Source: BAM

Steel is the unifying element at this year's BAM Federal Institute for Materials Research and Testing stand at the Hanover Fair (from 7 to 11 April 2014). Steel is a material that has been investigated extensively, but methods for its safe use are still being developed. BAM’s two exhibits demonstrate how cracks in steel can be detected and monitored quickly, easily and inexpensively, and to what extent steel is deformed by high dynamic loads.

Fatigue-stress cracks in the steel of a structure or building such as a crane, a construction vehicle or a bridge must be detected early because they limit its lifespan. BAM’s scientist Dr. Milad Mehdianpour, who deals extensively with early detection of cracks, has developed a method for their determination. He says: "While a crack may be very small at the beginning and only increases slowly, for instance a millimetre a year, it can exceed one millimetre per month at the end of life in such a fatigue-stressed structure".

BAM’s new and patented crack luminescence method uses UV light to make fatigue cracks shine during normal operation with nothing else added. This is similar to the disco’s black light which makes any lint visible. Due to the high contrast details, which would remain hidden in daylight, become visible. The trick is to cover possible weak spots where cracks may occur, such as weld seams, with a thin fluorescent coating and a thin covering layer. When the covering layer is intact, no fluorescence is visible. When the material cracks, both coatings are torn and the crack faces and the fluorescent layer are exposed. In the dark or when the place is darkened, the crack glows under black light irradiation, making it easily visible from a greater distance. The method was tested on steel, but it is also applicable to other metals such as aluminium, according to Dr. Mehdianpour. This is particularly interesting since aluminium cannot be magnetised and the magnetic powder method, one of the most popular crack detection methods, is unsuitable for this purpose.

Currently, the tests are running in the laboratory. In addition, the Karlsruhe Institute of Technology (KIT), the University of Stuttgart and the Leibniz University of Hanover are experimenting with the new method. At the BAM facility, a camera is also being used because the test machine runs continuously for long-term fatigue tests, and cracks can occur at night or on weekends.
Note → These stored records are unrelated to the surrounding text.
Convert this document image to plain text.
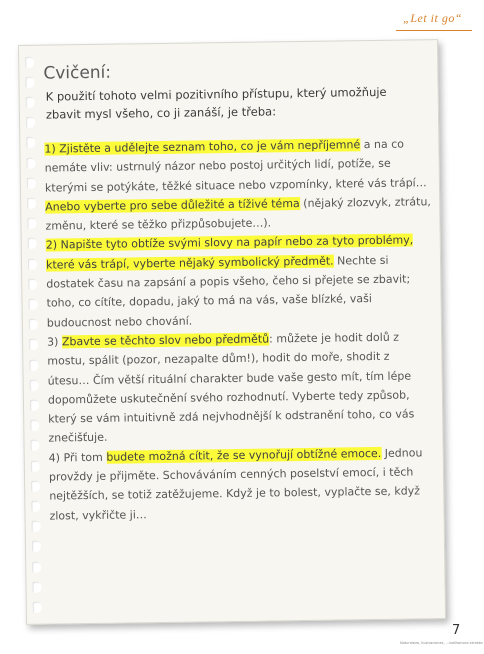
„Let it go“
Cvičení:
K použití tohoto velmi pozitivního přístupu, který umožňuje zbavit mysl všeho, co ji zanáší, je třeba:

1) Zjistěte a udělejte seznam toho, co je vám nepříjemné a na co nemáte vliv: ustrnulý názor nebo postoj určitých lidí, potíže, se kterými se potýkáte, těžké situace nebo vzpomínky, které vás trápí…

Anebo vyberte pro sebe důležité a tíživé téma (nějaký zlozvyk, ztrátu, změnu, které se těžko přizpůsobujete…).

2) Napište tyto obtíže svými slovy na papír nebo za tyto problémy, které vás trápí, vyberte nějaký symbolický předmět. Nechte si dostatek času na zapsání a popis všeho, čeho si přejete se zbavit; toho, co cítíte, dopadu, jaký to má na vás, vaše blízké, vaši budoucnost nebo chování.

3) Zbavte se těchto slov nebo předmětů: můžete je hodit dolů z mostu, spálit (pozor, nezapalte dům!), hodit do moře, shodit z útesu… Čím větší rituální charakter bude vaše gesto mít, tím lépe dopomůžete uskutečnění svého rozhodnutí. Vyberte tedy způsob, který se vám intuitivně zdá nejvhodnější k odstranění toho, co vás znečišťuje.

4) Při tom budete možná cítit, že se vynořují obtížné emoce. Jednou provždy je přijměte. Schováváním cenných poselství emocí, i těch nejtěžších, se totiž zatěžujeme. Když je to bolest, vyplačte se, když zlost, vykřičte ji…

7
Naturaleza, Ilustraciones, ...ivelikonoce.strakko
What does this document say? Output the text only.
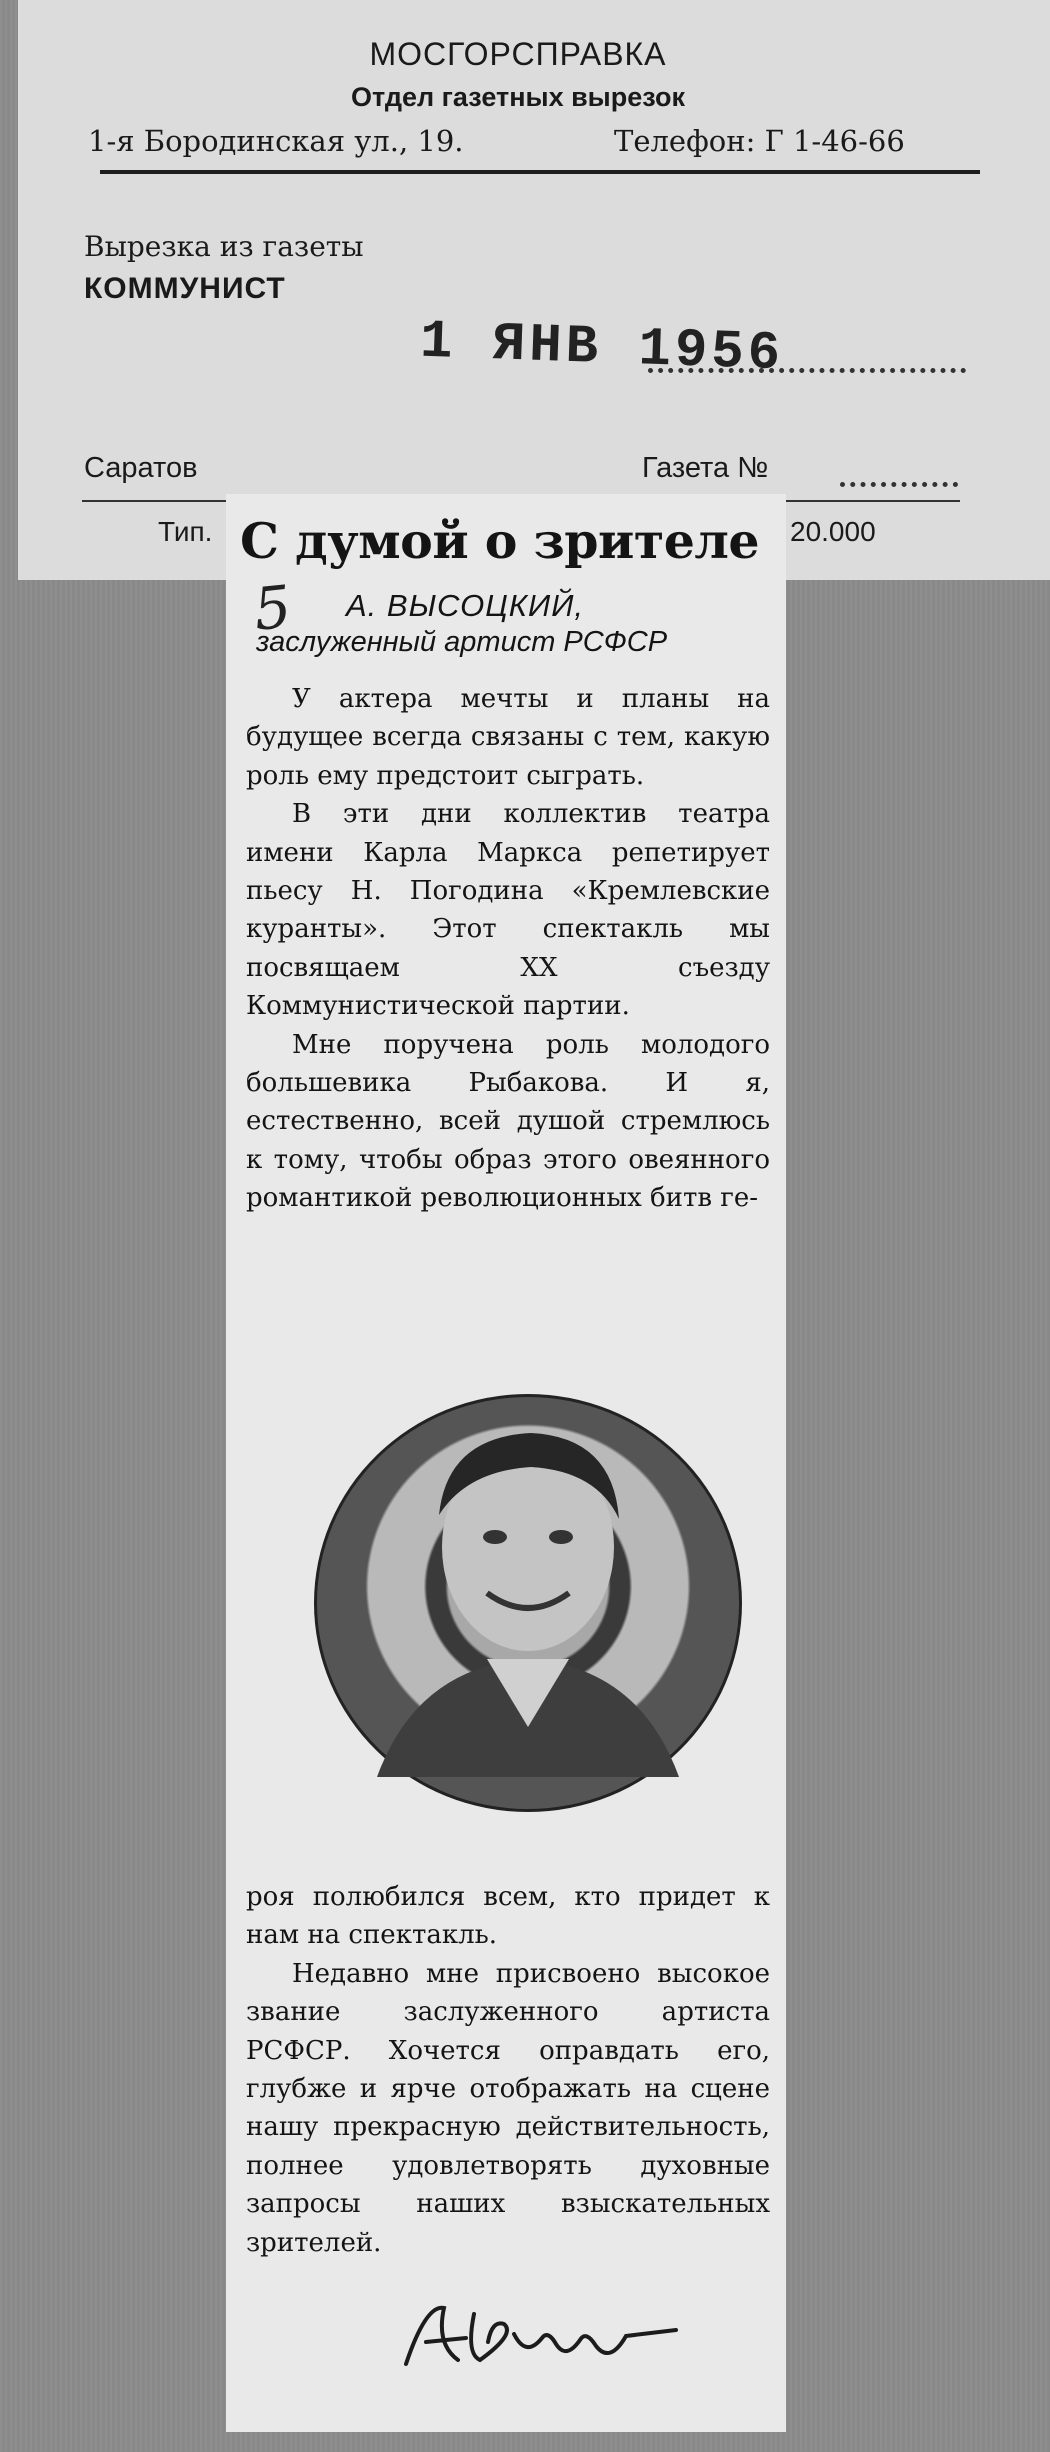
МОСГОРСПРАВКА
Отдел газетных вырезок
1-я Бородинская ул., 19.	Телефон: Г 1-46-66
Вырезка из газеты
КОММУНИСТ
1 ЯНВ 1956
Саратов	Газета №
Тип.	20.000
С думой о зрителе
5 А. ВЫСОЦКИЙ,
заслуженный артист РСФСР
У актера мечты и планы на будущее всегда связаны с тем, какую роль ему предстоит сыграть.
В эти дни коллектив театра имени Карла Маркса репетирует пьесу Н. Погодина «Кремлевские куранты». Этот спектакль мы посвящаем XX съезду Коммунистической партии.
Мне поручена роль молодого большевика Рыбакова. И я, естественно, всей душой стремлюсь к тому, чтобы образ этого овеянного романтикой революционных битв ге-
роя полюбился всем, кто придет к нам на спектакль.
Недавно мне присвоено высокое звание заслуженного артиста РСФСР. Хочется оправдать его, глубже и ярче отображать на сцене нашу прекрасную действительность, полнее удовлетворять духовные запросы наших взыскательных зрителей.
Testing real structures is the next step for BAM’s scientists. The new method should provide a good and efficient complement to current methods in the future.

The second topic on steel at the BAM stand is the Split Hopkinson Pressure Bar (SHPB). This test device enables the deformation behaviour of steel, ceramic or composite material samples to be tested under high dynamic loads. This test procedure is of interest for companies such as car manufactures, aviation and aerospace whose products are subjected to high dynamic loads.
The mechanical properties of many materials exhibit a dependence on the stress rate. These properties are derived from the individual microstructure of the materials and depend on the chemical composition and the method of production and processing.

"We need to know the behaviour of the material after high dynamic loading so we can assess crash safety in the chassis of a car for instance," says Dipl.-Ing. Tabea Wilk, a researcher in the BAM Division of Sensors, Measurement and Testing Methods. "The energy absorption of the material after an impact is particularly relevant to safety," adds Wilk.

Time consuming and cost intensive crash tests are now increasingly being replaced by numerical modelling. The simulation requires values for the materials used and material conditions for all areas from elastic deformation to failure. BAM’s test facility enables parameters with strain rates of up to 10 000 s-1 to be determined. Since there is no standard for the procedure, the experts of BAM and NIST, the National Institute of Standards and Technology in the USA, are testing its validity in a joint research project.

BAM is a scientific and technical federal agency under the responsibility of the Federal Ministry for Economic Affairs and Energy. We have a mandate to promote the development of the German economy in the area of safety in technology and chemistry. Through our research, consulting and testing, analysis and approval we are a service provider, cooperation partner and information provider for industry, science and politics.